É tão corriqueiro o limiar entre
o estar e o não estar com alguém, que a gente não se dá conta da infindável
riqueza que há nas relações que começam e terminam rapidamente ou que são
duradouras. Anestesiados, não percebemos, ou notamos menos do que se deveria,
que num piscar de olhos tudo aquilo que supúnhamos eterno de repente some, e as
coisas caminham a se resumir em lembranças. E olhe lá.
Você passa alguns minutos com
alguém dentro de um ônibus, lado a lado, numa cidade grande, quando, do nada, ele
ou ela desce uma estação antes da sua. Aquilo é o suficiente para vocês jamais
se verem.

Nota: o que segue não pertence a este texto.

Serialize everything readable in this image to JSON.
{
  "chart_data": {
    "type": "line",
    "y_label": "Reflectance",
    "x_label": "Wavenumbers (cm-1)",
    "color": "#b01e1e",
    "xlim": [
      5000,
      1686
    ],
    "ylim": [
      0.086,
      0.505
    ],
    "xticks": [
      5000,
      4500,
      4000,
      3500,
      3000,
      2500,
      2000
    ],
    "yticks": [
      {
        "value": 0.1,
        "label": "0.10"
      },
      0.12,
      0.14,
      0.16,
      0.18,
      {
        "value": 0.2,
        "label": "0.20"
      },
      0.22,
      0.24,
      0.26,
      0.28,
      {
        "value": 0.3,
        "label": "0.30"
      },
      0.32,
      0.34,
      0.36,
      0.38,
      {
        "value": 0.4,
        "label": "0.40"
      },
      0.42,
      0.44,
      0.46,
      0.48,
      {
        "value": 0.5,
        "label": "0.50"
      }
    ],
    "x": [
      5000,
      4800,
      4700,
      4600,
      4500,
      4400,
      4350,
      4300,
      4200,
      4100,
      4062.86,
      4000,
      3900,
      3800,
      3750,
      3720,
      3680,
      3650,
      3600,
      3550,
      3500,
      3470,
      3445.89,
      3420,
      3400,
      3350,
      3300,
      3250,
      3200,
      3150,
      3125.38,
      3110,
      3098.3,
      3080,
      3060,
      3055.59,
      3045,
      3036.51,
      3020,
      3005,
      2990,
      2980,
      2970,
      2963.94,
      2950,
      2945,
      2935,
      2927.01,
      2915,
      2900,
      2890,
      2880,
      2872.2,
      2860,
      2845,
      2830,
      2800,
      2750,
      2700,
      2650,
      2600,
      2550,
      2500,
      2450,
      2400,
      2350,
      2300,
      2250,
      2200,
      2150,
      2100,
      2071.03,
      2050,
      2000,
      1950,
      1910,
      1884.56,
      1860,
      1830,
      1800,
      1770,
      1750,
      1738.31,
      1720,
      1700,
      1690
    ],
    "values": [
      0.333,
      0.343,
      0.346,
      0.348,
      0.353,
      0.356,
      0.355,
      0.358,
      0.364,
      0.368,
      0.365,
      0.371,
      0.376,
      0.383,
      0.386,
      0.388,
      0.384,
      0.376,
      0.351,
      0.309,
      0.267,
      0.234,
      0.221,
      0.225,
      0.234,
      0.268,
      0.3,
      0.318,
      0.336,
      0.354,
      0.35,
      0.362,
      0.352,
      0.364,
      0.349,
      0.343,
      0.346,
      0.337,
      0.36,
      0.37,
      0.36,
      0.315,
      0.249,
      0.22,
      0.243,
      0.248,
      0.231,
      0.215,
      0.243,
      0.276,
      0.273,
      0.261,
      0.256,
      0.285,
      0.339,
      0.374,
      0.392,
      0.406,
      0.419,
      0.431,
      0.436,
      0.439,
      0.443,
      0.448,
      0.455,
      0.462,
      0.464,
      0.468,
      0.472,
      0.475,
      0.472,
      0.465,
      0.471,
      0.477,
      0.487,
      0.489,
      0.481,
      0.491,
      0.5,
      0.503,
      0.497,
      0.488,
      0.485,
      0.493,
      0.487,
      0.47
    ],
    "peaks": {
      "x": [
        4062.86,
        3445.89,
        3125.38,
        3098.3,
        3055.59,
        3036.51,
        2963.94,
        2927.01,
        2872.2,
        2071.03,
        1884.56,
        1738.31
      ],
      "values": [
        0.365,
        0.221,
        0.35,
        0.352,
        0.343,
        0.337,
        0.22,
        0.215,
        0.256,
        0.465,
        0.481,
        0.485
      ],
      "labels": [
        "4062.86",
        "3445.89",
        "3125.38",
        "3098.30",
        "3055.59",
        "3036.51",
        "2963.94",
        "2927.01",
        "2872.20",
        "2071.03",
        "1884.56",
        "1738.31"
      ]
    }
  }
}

Você também pode conviver com uma pessoa ou um grupo delas durante
anos e, como naqueles olhos que piscam velozmente, finito: um dos dois – você
ou o outro – se muda, traçando cada qual o seu rumo, porventura opostos. Só
resta ao passado mantê-los próximos, uma vez que, de fato, distanciam-se. A
morte também tem dessas: é capaz de levar alguém, cuja afeição os aproxima, em
uma fração de instante, aquele momento que menos esperamos, indesejado, porém
irrevogável.
Mas a vida corrida, que alterna
acontecimentos com velocidade impossível de se acompanhar, nos enrijece a
memória. Como é difícil, em tempos de ocorrências simultâneas, refletir sobre
algo marcante, na tentativa de mantê-lo ali, bem perto, preservado, quase como
dando uma sobrevida ao que inexiste. A lembrança é isso: mantém em nós o que
entre nós não mais está, pois abrir mão daquilo é desistir de um pedaço
importante da própria vida.
Os principais meios de comunicação,
como TV e Internet, tiram-nos o foco, porque muitos sons, imagens e palavras
agigantam-se ao mesmo tempo, sem folga. É o que de mais sofisticado e atual –
e, por isso, quase indispensável – o mundo tem a apresentar, apto a colocar
numa mesma ciranda crianças e idosos, mas a simplicidade que não se vê na mídia
é o que torna o contato entre as pessoas desprovido de fronteiras. A velocidade
de tudo perturba o nosso arcabouço de experiências vividas, embora um bilhete
antigo ou uma foto gasta possa restabelecer o que uma vida de cumplicidade não
hesitou em construir. Em fatos que perduram não existe a soberba, ao passo que
um gesto ou palavra persiste.
Eu escrevi este texto na quinta,
dia 20, véspera do dito “fim do mundo”, na certeza de que a vida seguirá, como
você, que agora respira, é prova cabal da continuidade. Quando o seu celular
tocar, o tablet te chamar, o Facebook o importunar e a TV cansá-lo, adie tudo
isso. Lembre de um perfume, de um barulho, de um lugar, de um sorriso, uma
lágrima, uma passagem qualquer que o tenha marcado, que te faça reviver uma
sensação, o sentimento de que aquela pessoa que se desencontrou de você deveria
estar sempre ao seu lado. Só que ela vai embora, para preservar em quem fica o
interminável desafio de apenas lembrar.